И все же, даже после всего сказанного, Блаватская признает, что "эта тайна теперь частично раскрыта". Что же откроется, когда "Тайная Доктрина" станет известна вполне? Можно судить лишь по намеку Блаватской на то, что "весь мыслящий мир" поклоняется Змею. У Елены Рерих, чье оккультное имя, кстати было Урусвати (=свет утренней звезды = денница = Люцифер) это называется — "народу русскому дадим простое понимание Бога"…
Теософские Бог и Сатана смотрятся друг в друга как в зеркало и охотно меняются своими местами и функциями. "Христианский мир все еще поклоняется Богу в Дьяволе и Дьяволу в Боге" (Письма Махатм, 72). Рерихам Духи Космоса подтверждают то откровение, что они некогда дали Блаватской: "Рекорды мышления ужасны и смешны. Истинно Мы, Братья человечества, не узнаем себя в представлениях человеческих. Наши Облики так фантастичны, что мы думаем, что если бы люди применили фантазию на противоположное, то Наше Изображение приняло бы верную форму" (Иерархия, 12).
Но если предложено поменять местами облики Бога и сатаны, то вслед за оправданием Люцифера естественно ожидать демонизации Христа. И такие нотки также звучат в теософии. Например, в "Тайной Доктрине" Блаватской обнаруживается, что "Логос и Сатана едины. Таково было философское воззрение древности на эту, ныне искаженную догму. Глагол и Люцифер едины в их двояком аспекте; и "Князь Воздуха" (princeps aeris huius) не есть "Бог того периода", но вечно сущий принцип". В данном случае Блаватской за ее откровенность можно даже простить обычный для нее произвол в терминах и переводах (она придумала выражение князь сего воздуха — princeps aeris huius — которого нет в Новом Завете, перепутав его с двумя новозаветными именованиями сатаны: князь века сего, princeps huius saeculi — 1 Кор. 2, 6 и princeps potestatis aeris — Еф. 2, 2 князем власти воздушной (церковно-слав. перевод). Блаватская, правда, пробует смягчить свою откровенность: "Царь Воздуха святого Павла не есть Дьявол, но воздействия астрального света". Но маскировка получается весьма прозрачной: ведь в других главах своей "Тайной Доктрины" Блаватская прямо пишет, что "астральный свет" и есть Люцифер.
Блаватская, естественно, повторяет любимую гностическую сказку о том, что Бог, открывшийся в Ветхом Завете — это Сатана, и что Христос пришел с Ним бороться. И все же Христос в историческом смысле проиграл. "Дух Земли, который открылся евреям как Иегова. Это был тот же дух, который после смерти Иисуса принял его облик и олицетворил его, как воскресшего Христа". Кстати — кто же тогда открывал апостолам "тайны Небесного Царства" в послепасхальных беседах, на которые так любят ссылаться и гностики и оккультисты? Если это был враг Христа — то зачем же его слушать людям, уверяющим, что они — христиане?
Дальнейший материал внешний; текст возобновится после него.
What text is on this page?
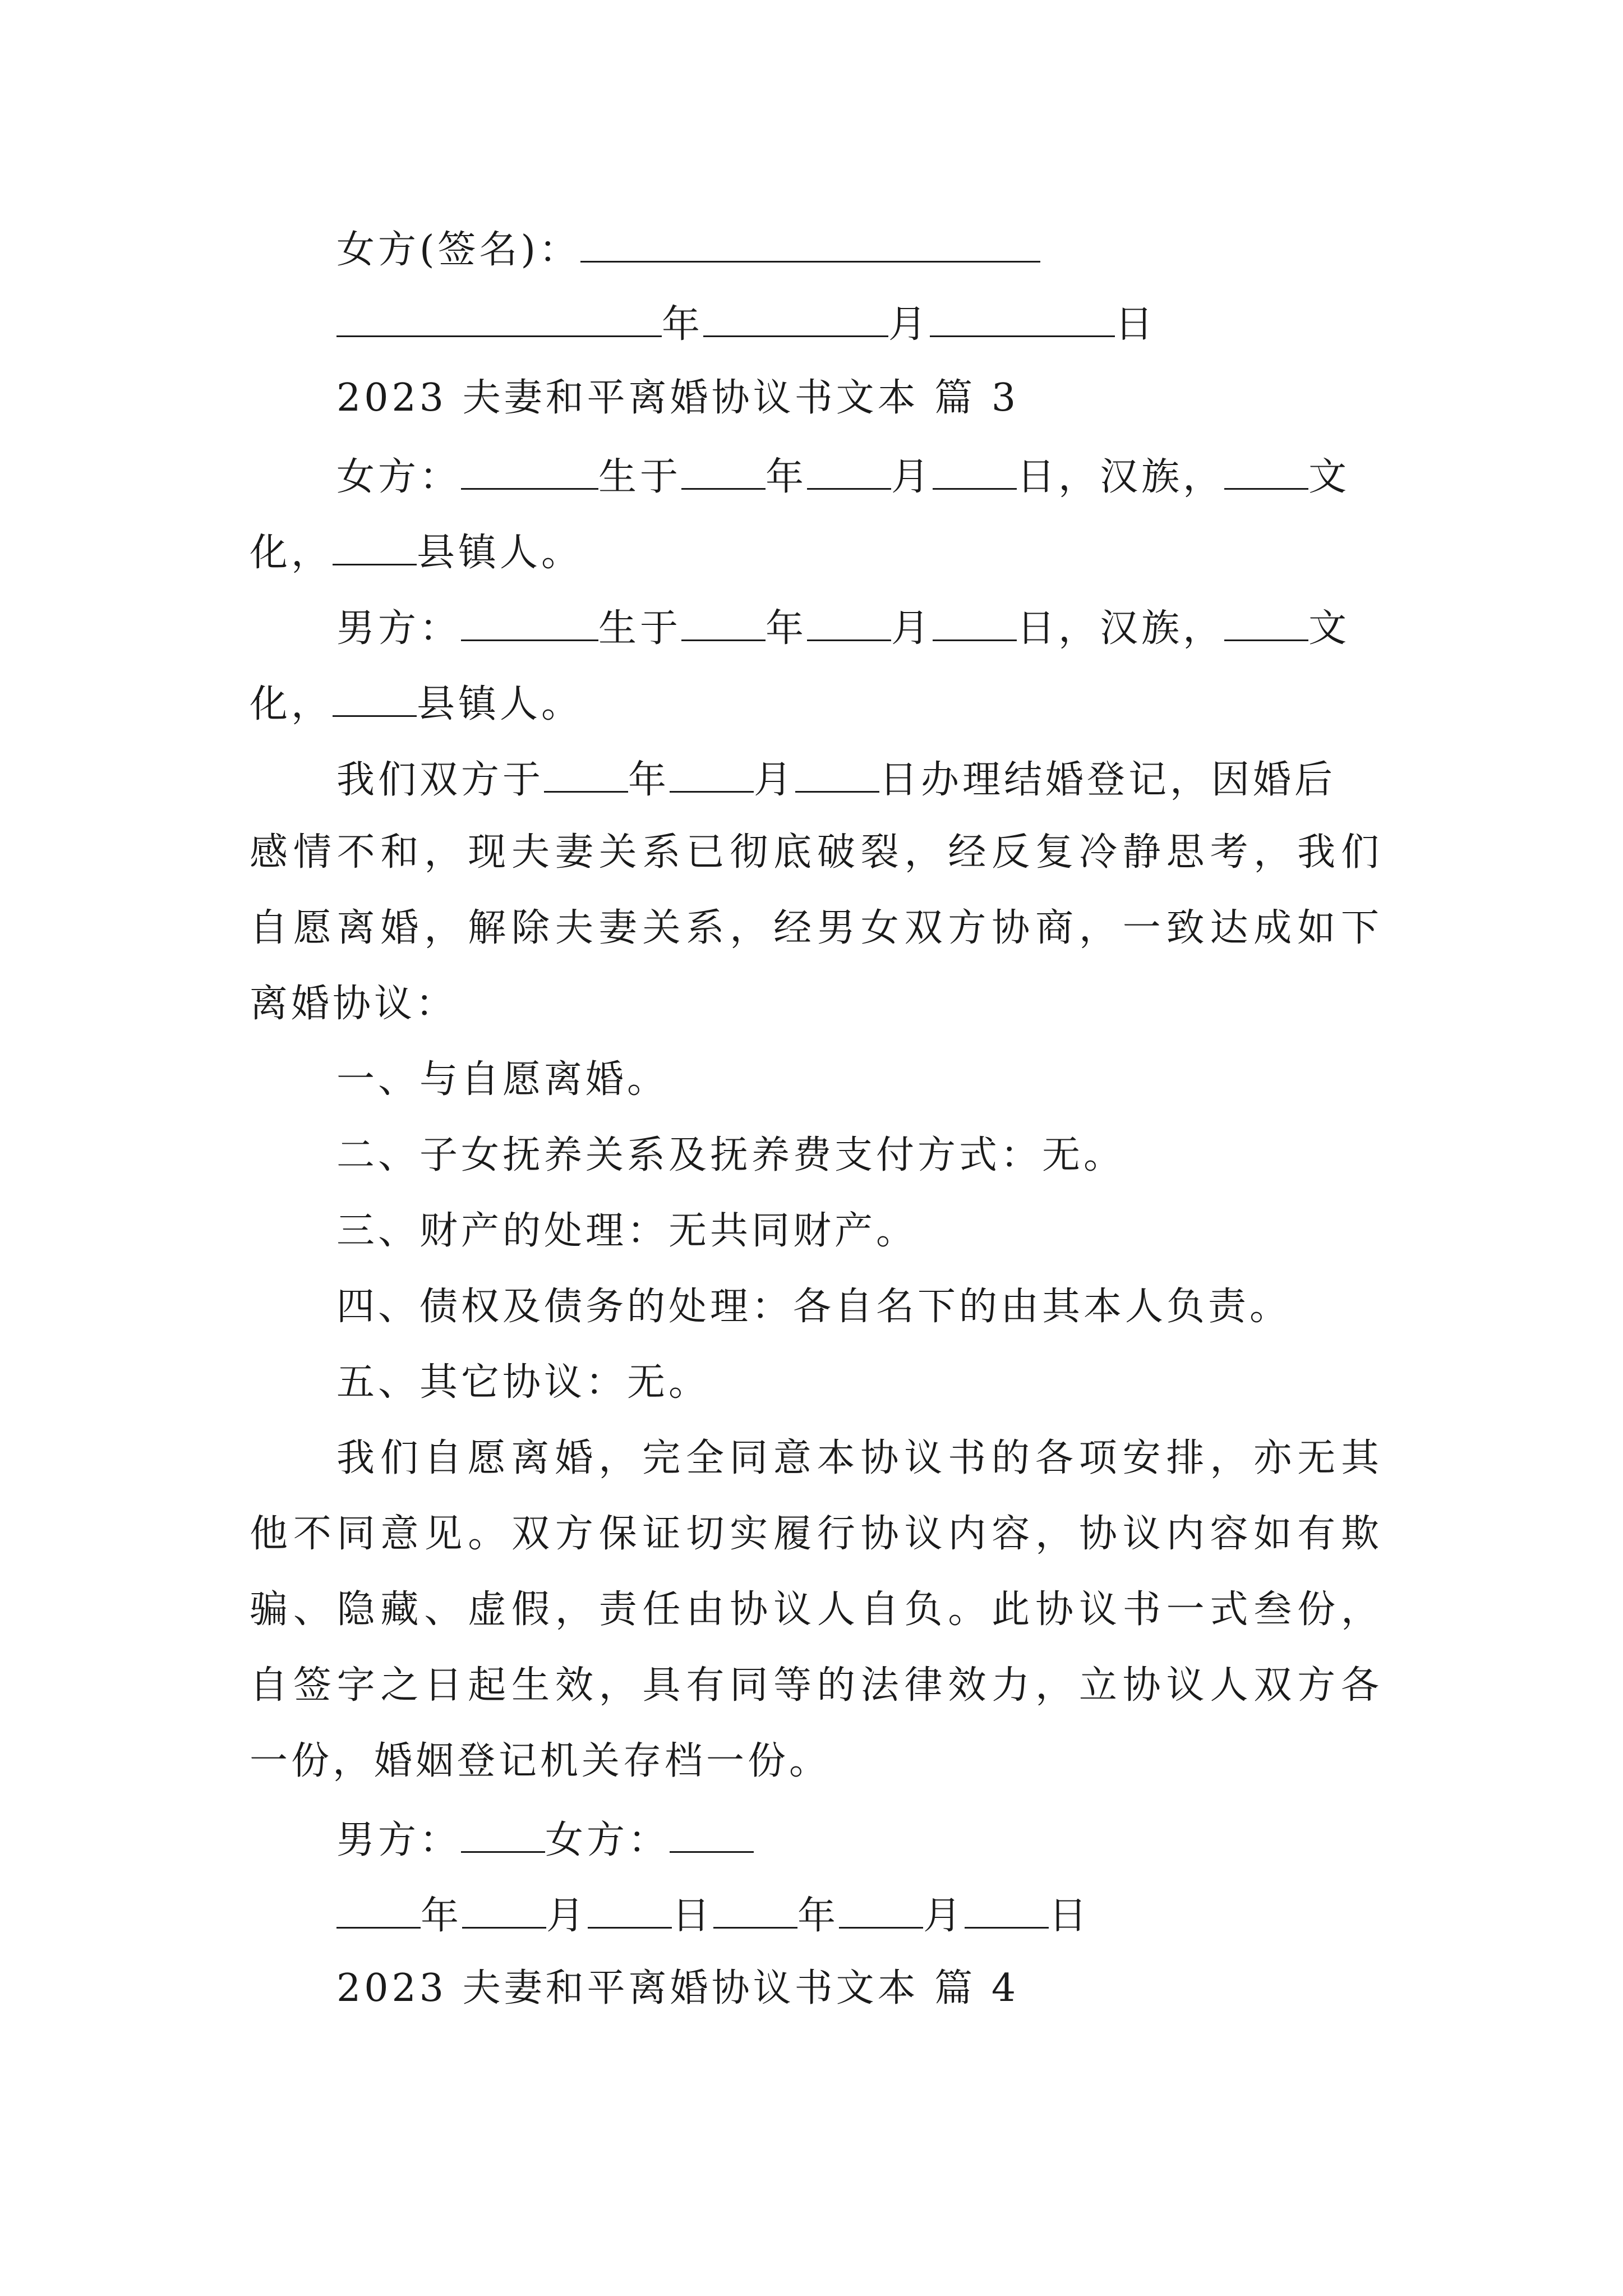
女方(签名)：
年	月	日
2023 夫妻和平离婚协议书文本 篇 3
女方：	生于 年 月 日，汉族， 文
化， 县镇人。
男方：	生于 年 月 日，汉族， 文
化， 县镇人。
我们双方于 年 月 日办理结婚登记，因婚后
感情不和，现夫妻关系已彻底破裂，经反复冷静思考，我们
自愿离婚，解除夫妻关系，经男女双方协商，一致达成如下
离婚协议：
一、与自愿离婚。
二、子女抚养关系及抚养费支付方式：无。
三、财产的处理：无共同财产。
四、债权及债务的处理：各自名下的由其本人负责。
五、其它协议：无。
我们自愿离婚，完全同意本协议书的各项安排，亦无其
他不同意见。双方保证切实履行协议内容，协议内容如有欺
骗、隐藏、虚假，责任由协议人自负。此协议书一式叁份，
自签字之日起生效，具有同等的法律效力，立协议人双方各
一份，婚姻登记机关存档一份。
男方： 女方：
年 月 日 年 月 日
2023 夫妻和平离婚协议书文本 篇 4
Но даже Иисус в восприятии Блаватской отбрасывает какую-то весьма мрачную тень. Она рассуждает об астрономическом феномене констелляции (когда несколько планет выстраиваются с точки зрения земного наблюдателя друг за другом, сливаясь в одну звезду и резко усиливая свое общее свечение) и говорит, что этот "астрологический" знак — знамение катастроф.
Вот этот ряд всемирных катастроф: 2449 год до Р. Х. — "катастрофа Китайской империи" (я, правда, отнюдь не уверен, что Китайская империя тогда уже существовала); Вифлеемская Рождественская звезда; звезда 1563 г., предвестившая Великую чуму. Рождество Христово оказывается в довольно пугающем ряду. Блаватская дипломатично предлагает читателю самому решить, с какими чувствами воспринимать Рождество: "Предрекал ли этот феномен добро или зло — на этот вопрос прекрасно отвечает последующая история и развитие христианства; ни одна из религий не породила такое количество жертв, не пролила такие потоки крови, не заставила столь значительную часть человечества пострадать от того, что ныне называется "благодеянием христианства и цивилизации"". Итак, Рождество Христово — катастрофа не меньшая, чем Великая чума или пятисотлетняя гражданская война в Китае.